How to Beat Your Sister-In-Law at Thanksgiving

thanksgiving side dishes racist grandma

So what if the whole family is still raving about Thanksgiving at your sister-in-law’s house last year? They were all content with a nice, traditional Thanksgiving meal until she came along. Who does she think she is, marrying into the family, and suddenly changing everyone’s expectations? Screw Blair and her pickled jalapeño stuffing, organic bacon-pecan pie, and hand-knit place settings. Two can play that game! Follow these simple steps to make her Thanksgiving look like a pile of garbage:


Step 1: Get a Pinterest account. Face it—you can no longer be a successful adult woman if you don’t have a Pinterest account. Log in using your Facebook account so everyone can share in your important milestone of womanhood. Now get ready to DIY Blair into a shame coma.


Step 2: Choose confusing recipes. Pin every recipe you find that has any of the following in its name:

  1. An unusual combination of ingredients; ie. “Sriracha-Butterscotch Green Bean Casserole” or “Black Garlic Peach Pie with a Potato Chip Crust.”
  2. The words “organic,” “vegan,” “paleo,” or “raw;” ie. “Organic Paleo Potatoes with Vegan Raw Pistachio Butter”
  3. The words ‘candied,’ ‘creamed,’ and ‘fried;’ ie. “Fried Creamed Corn Bites with a Candied Bacon Crust”

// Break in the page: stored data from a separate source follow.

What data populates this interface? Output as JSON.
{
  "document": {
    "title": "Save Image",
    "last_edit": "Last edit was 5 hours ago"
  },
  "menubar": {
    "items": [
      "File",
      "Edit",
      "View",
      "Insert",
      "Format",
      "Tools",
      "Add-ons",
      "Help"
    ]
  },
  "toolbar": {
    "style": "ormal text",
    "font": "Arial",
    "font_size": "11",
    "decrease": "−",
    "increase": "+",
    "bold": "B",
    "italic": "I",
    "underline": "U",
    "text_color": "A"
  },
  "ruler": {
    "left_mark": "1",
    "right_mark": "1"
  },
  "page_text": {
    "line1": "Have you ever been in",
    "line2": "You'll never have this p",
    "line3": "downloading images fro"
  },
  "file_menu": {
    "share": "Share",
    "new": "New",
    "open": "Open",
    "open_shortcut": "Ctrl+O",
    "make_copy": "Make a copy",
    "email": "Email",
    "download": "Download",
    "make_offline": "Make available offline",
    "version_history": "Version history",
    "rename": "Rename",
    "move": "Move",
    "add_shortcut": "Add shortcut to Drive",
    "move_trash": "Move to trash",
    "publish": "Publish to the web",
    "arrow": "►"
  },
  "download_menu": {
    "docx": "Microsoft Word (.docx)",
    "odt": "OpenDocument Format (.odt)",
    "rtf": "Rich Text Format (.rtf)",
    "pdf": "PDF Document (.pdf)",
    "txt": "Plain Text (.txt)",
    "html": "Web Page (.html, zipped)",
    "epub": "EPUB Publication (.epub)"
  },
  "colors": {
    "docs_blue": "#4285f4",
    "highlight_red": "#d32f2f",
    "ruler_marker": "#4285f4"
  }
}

Ultimately, your menu should be a Bushwick-flavored hellscape. Everyone will be so thoroughly confused about what everything is that they’ll be in a stupor before the tryptophan even hits their blood streams.



Step 3: Make it memorable. The touching hand-written thank you cards your sister-in-law wrote last year will be quickly forgotten when you send everyone home with pictures from a professional photo booth, complete with Pilgrim, Native American, football, and turkey accessories (all hand-made by you, of course!) to pose in. Who would want to re-read a heartfelt note when they can stare at a perfectly lit photo of themselves being hilarious?

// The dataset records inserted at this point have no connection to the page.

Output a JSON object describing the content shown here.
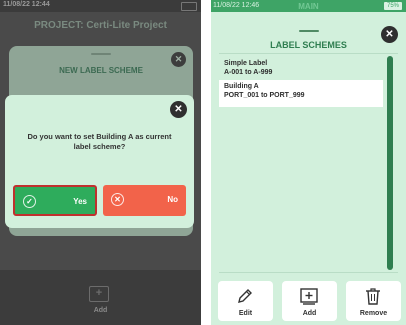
{
  "left_screen": {
    "status": {
      "time": "11/08/22 12:44"
    },
    "project_title": "PROJECT: Certi-Lite Project",
    "sheet_title": "NEW LABEL SCHEME",
    "dialog": {
      "question": "Do you want to set Building A as current label scheme?",
      "yes_label": "Yes",
      "no_label": "No"
    },
    "bottom_add_label": "Add"
  },
  "right_screen": {
    "status": {
      "time": "11/08/22 12:46",
      "mode": "MAIN",
      "battery": "75%"
    },
    "title": "LABEL SCHEMES",
    "items": [
      {
        "name": "Simple Label",
        "range": "A-001 to A-999",
        "selected": false
      },
      {
        "name": "Building A",
        "range": "PORT_001 to PORT_999",
        "selected": true
      }
    ],
    "actions": {
      "edit": "Edit",
      "add": "Add",
      "remove": "Remove"
    }
  },
  "colors": {
    "accent_green": "#2eac5c",
    "no_red": "#f2634a",
    "highlight_border": "#c0302e",
    "panel_mint": "#d2f0dc"
  }
}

Step 4: Be more thankful than her. Your sister-in-law’s “What I’m Thankful For” acappella song from last year may have been so poetically saccharine it provoked an audible “Awww” from your ice-hearted Aunt Queenie, but your declaration of thankfullness will be so full of gratitude you’ll have her weeping into her dinner napkin. The whole family will remember your Thanksgiving prayer as the moment their faith in humanity, family, and love was restored, and thus, give thanks to you personally for the rest of their lives. Eat shit, Blair. I made it fresh for you.


These four steps are all you need to restore yourself to your rightful status as supreme young matriarch. Should your sister-in-law submit a new bid to host Thanksgiving ever again, just let her. It’s important for people to see her fail.